Jailan Heidar provides support for English speaking parents of young children in the Netherlands. Sh...
5 reasons children misbehave & what you can do24 September 2013, by Jailan Heidar
Every parent reaches their wits’ end when dealing with children’s misbehaviour. Just remember that your child isn’t "out to get you;" there are often very explainable and preventable reasons for misbehaviour.
Common reasons for misbehaviour
› Your child’s basic needs aren’t being met
He is tired, cranky or hungry, which magnifies all his emotions and makes little problems difficult to handle.
What you can do: make sure your child is fed and rested before venturing out. Make sure you don’t skip a meal or your child’s nap time.
It can take some compromise on your part as a parent to make sure your child finds a place to take his nap while you’re out, but it will make both of you happy in the long term.
› Seeking attention
Your child may be trying to get your attention and has learned that getting attention through misbehaviour is easier and more effective.
What you can do: Try to ignore unwanted attention-seeking behaviour as long as your child isn’t harming himself or others. Make sure you praise positive behaviour so your child realises there is an alternative way to get your attention.
With repetition, your child will learn he can do positive things instead of misbehaving to get your attention.
› Displaying inadequacy
Children who feel inadequate will refuse to try new things and tend to give up easily.
What you can do: Offer your child encouragement when approaching a task. Use encouraging words and phrases like "You can do it!"
Try to offer your child toys or activities that are within your child’s developmental abilities, with enough of challenge to help him learn but not to cause frustration. Make steps as basic as necessary for your child to experience success.
Remember to give him the space and independence to do it on his own, but be close by in case he asks for help.
Children who want to be in control refuse to follow direct requests, lash out when reprimanded and refuse to do what their parents request.
What you can do: Don’t get yourself into a power struggle; simply state your expectations and consequences in advance.
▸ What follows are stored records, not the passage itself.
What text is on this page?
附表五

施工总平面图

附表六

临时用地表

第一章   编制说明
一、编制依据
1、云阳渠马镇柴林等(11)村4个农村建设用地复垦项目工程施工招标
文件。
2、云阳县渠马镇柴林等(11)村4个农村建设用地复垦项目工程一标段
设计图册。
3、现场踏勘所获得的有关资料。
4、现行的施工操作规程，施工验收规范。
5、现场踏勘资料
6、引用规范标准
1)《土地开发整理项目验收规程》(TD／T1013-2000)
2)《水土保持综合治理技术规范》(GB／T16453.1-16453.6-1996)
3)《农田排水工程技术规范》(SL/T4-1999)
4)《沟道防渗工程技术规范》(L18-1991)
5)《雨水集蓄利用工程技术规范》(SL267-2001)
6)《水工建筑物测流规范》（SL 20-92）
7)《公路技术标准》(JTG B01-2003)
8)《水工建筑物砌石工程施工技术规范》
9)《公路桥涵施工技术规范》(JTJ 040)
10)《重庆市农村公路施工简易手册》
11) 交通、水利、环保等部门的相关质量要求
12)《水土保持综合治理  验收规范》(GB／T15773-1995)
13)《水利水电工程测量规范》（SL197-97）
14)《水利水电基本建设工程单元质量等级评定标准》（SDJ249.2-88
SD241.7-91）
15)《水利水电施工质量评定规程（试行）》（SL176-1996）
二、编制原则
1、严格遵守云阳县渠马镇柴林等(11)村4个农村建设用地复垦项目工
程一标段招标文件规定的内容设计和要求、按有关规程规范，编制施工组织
If your child does not follow through (e.g. with cleaning up), then follow with the consequence (can’t go out to play).
Photo by Flickr user GerryT
With repetition and time your child will learn to avoid consequences with minimal conflict.
As a parent, make sure you do not insist on everything as well. It’s best to keep firm rules down to a few that mainly concern safety, like crossing the street or not touching the oven. This gives you room to compromise and revisit other rules as your child grows and has different developmental needs and capabilities.
Give your child more opportunities to exercise his independence, like choosing his clothes, making his lunch and setting the table.
› Revenge-seeking behaviour
Revenge-seeking behaviour is when your child shows mean behaviour like saying “I don’t love you” or breaking another child’s toy. This behaviour shows that your child feels he has no value or little worth.
What you can do: There is usually an underlying reason why children lash out with hurtful words and phrases. Sometimes a simple incident, like leaving a birthday before seeing the clown, can seem like the end of the world for your child, who has such intense emotions.
Children in this situation need to know their feelings and opinions matter even if you can’t give them what they want. The best way to handle this is to avoid consequences that might be viewed as retaliation.
Instead help him make amends, like fixing the friend’s toy or make sure you explain why you had to leave the birthday at that time and acknowledge your child’s feelings.
Most importantly remind your child that you LOVE him even when he is misbehaving. This can be hard, but will help him stop acting out of revenge.